I'd create my own universe and escape this reality.
Since i'm in full control of my reality, the god of this universe won't be able yo strip me from my powers, which, in turn will maintain my godly powers forever.
Then, i'd make all life in the universe as young women, loyal to me. And in order to reproduce, their clitoris could become a penis whenever they want.
Loli species would also be added with the same traits.
I'd then go into a deep slumber and be born as the legendary male, with no memories of being God, in order to gain life experience.
After dying, i'd return to my godly form, picking another life to experience.
So, i'd just keep repeating this cycle for all eternity.

And if you faggots worship me in order to make me more powerful, i'd give you a life in my universe as legendary males and the ability to reincarnate.

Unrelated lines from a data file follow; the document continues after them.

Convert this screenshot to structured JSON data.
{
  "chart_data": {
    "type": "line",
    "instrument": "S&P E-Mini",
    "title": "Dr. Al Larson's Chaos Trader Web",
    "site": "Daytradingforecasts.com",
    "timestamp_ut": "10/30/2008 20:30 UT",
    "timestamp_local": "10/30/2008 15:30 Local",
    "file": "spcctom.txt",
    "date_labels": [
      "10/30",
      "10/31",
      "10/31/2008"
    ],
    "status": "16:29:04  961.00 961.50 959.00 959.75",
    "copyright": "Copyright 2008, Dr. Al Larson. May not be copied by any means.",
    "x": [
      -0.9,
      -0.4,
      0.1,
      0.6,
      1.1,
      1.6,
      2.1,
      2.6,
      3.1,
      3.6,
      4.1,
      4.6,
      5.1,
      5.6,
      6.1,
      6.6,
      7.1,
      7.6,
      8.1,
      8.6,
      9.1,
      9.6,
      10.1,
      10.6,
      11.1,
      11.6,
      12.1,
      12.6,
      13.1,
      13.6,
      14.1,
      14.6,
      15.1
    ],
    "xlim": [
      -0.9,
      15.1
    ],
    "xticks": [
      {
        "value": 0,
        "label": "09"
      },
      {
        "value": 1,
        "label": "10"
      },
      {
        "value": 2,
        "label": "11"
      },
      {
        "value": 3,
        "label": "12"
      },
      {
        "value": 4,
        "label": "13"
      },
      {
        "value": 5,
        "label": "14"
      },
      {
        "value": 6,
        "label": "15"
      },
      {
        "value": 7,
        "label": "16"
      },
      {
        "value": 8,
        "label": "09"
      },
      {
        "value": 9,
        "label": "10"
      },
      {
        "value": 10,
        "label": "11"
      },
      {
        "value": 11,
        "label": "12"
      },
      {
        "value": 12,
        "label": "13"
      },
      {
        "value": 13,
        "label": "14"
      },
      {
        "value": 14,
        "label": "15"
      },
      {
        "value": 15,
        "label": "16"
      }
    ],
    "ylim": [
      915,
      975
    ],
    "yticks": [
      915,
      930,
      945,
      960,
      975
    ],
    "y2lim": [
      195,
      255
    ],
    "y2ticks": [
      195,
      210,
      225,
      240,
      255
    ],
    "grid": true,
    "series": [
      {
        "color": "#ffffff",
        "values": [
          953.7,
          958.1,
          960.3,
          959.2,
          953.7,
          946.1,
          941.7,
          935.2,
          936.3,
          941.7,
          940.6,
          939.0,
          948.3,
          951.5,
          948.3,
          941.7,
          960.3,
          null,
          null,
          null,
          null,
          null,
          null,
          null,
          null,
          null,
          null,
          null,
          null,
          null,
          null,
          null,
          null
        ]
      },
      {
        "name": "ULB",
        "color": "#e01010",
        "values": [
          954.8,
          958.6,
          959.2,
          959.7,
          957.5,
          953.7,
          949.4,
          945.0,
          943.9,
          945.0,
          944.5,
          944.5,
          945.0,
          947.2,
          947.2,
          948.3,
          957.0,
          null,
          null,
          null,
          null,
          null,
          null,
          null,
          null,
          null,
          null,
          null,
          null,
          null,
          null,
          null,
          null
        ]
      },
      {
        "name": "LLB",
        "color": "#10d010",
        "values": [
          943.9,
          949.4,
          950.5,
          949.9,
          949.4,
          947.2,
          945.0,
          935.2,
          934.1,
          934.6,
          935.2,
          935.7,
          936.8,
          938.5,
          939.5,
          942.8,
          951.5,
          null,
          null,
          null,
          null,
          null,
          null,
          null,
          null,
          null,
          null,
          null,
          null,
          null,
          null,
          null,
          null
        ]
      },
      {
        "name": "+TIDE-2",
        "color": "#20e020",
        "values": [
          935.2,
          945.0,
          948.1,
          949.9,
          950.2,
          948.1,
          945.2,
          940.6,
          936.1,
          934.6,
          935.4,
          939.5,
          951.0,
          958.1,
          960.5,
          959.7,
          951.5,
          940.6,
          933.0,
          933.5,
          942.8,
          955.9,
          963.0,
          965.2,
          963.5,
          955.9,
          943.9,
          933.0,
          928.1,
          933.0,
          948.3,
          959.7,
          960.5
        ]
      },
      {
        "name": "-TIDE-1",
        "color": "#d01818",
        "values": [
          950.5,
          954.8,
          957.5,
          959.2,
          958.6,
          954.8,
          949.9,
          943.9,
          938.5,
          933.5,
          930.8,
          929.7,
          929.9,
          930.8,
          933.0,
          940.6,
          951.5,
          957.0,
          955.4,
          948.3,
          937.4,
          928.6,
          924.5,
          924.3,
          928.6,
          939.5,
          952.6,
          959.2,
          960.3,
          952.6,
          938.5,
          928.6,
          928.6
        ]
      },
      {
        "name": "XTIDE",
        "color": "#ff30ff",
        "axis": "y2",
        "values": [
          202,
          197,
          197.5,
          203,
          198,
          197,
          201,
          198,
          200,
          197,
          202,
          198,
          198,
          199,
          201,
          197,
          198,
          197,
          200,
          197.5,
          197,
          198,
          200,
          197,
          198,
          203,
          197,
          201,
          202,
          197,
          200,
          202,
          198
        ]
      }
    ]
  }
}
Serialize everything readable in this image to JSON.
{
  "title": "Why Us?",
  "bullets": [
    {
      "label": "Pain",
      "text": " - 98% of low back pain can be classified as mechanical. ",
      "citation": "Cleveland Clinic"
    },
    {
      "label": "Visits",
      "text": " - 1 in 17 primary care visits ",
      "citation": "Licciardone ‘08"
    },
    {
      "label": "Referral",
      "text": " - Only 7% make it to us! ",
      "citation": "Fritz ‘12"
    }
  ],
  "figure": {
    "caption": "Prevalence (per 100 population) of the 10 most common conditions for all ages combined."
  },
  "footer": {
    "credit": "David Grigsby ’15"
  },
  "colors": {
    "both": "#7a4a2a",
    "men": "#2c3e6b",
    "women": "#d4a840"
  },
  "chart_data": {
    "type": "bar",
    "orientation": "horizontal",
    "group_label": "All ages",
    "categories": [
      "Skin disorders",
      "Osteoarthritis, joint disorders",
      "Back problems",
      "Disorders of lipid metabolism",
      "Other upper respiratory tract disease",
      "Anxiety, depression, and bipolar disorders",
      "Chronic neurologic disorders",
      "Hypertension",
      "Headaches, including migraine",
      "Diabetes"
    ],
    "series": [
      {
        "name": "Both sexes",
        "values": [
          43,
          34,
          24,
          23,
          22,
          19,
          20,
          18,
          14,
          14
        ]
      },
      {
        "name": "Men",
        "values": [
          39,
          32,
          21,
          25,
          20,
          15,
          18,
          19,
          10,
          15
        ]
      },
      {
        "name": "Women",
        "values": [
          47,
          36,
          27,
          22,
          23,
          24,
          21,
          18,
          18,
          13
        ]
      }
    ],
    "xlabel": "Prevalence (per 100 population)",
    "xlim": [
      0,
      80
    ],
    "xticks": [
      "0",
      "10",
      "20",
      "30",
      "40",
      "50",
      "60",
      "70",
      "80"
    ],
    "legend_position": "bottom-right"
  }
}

the sexual thirst is strong

>IQ number is always based on current average.
yeah no its not. thats not good science there. they did that in 2004 by introducing a new standard but its fucking bullshit.

causing Armageddon while singing:

Dies irae dies illa, Solvet saeclum in favilla: Teste David cum Sibylla.

Quantus tremor est futurus, Quando iudex est venturus, Cuncta stricte discussurus!

Tuba mirum spargens sonum Per sepulcra regionum Coget omnes ante thronum.

Mors stupebit et natura, Cum resurget creatura, Iudicanti responsura.

Liber scriptus proferetur, In quo totum continetur, Unde mundus iudicetur.

Iudex ergo cum sedebit, Quidquid latet apparebit: Nil inultum remanebit.

Quid sum miser tunc dicturus? Quem patronum rogaturus, Cum vix iustus sit securus?

Rex tremendae maiestatis, Qui salvandos salvas gratis: Salva me, fons pietatis.

Recordare Iesu pie, Quod sum causa tuae viae: Ne me perdas illa die.

Quaerens me, sedisti lassus: Redemisti crucem passus: Tantus labor non sit cassus.

Iuste iudex ultionis, Donum fac remissionis, Ante diem rationis.

Ingemisco, tamquam reus: Culpa rubet vultus meus: Supplicanti parce Deus.

Qui Mariam absolvisti, Et latronem exaudisti, Mihi quoque spem dedisti.

Preces meae non sunt dignae: Sed tu bonus fac benigne, Ne perenni cremer igne.

Inter oves locum praesta, Et ab haedis me sequestra, Statuens in parte dextra.

Confutatis maledictis, Flammis acribus addictis, Voca me cum benedictis.

Oro supplex et acclinis, Cor contritum quasi cinis: Gere curam mei finis.

Lacrimosa dies illa, Qua resurget ex favilla Iudicandus homo reus:

Huic ergo parce Deus. Pie Iesu Domine, dona eis requiem. Amen.

you couldnt find a youtube vid of that ?

What sucky latin you "use"

>the sexual thirst is strong
>Sup Forums

I'm throwing around insinuations of pedophilia and homosexuality because I like small boys but wish to deflect suspicion.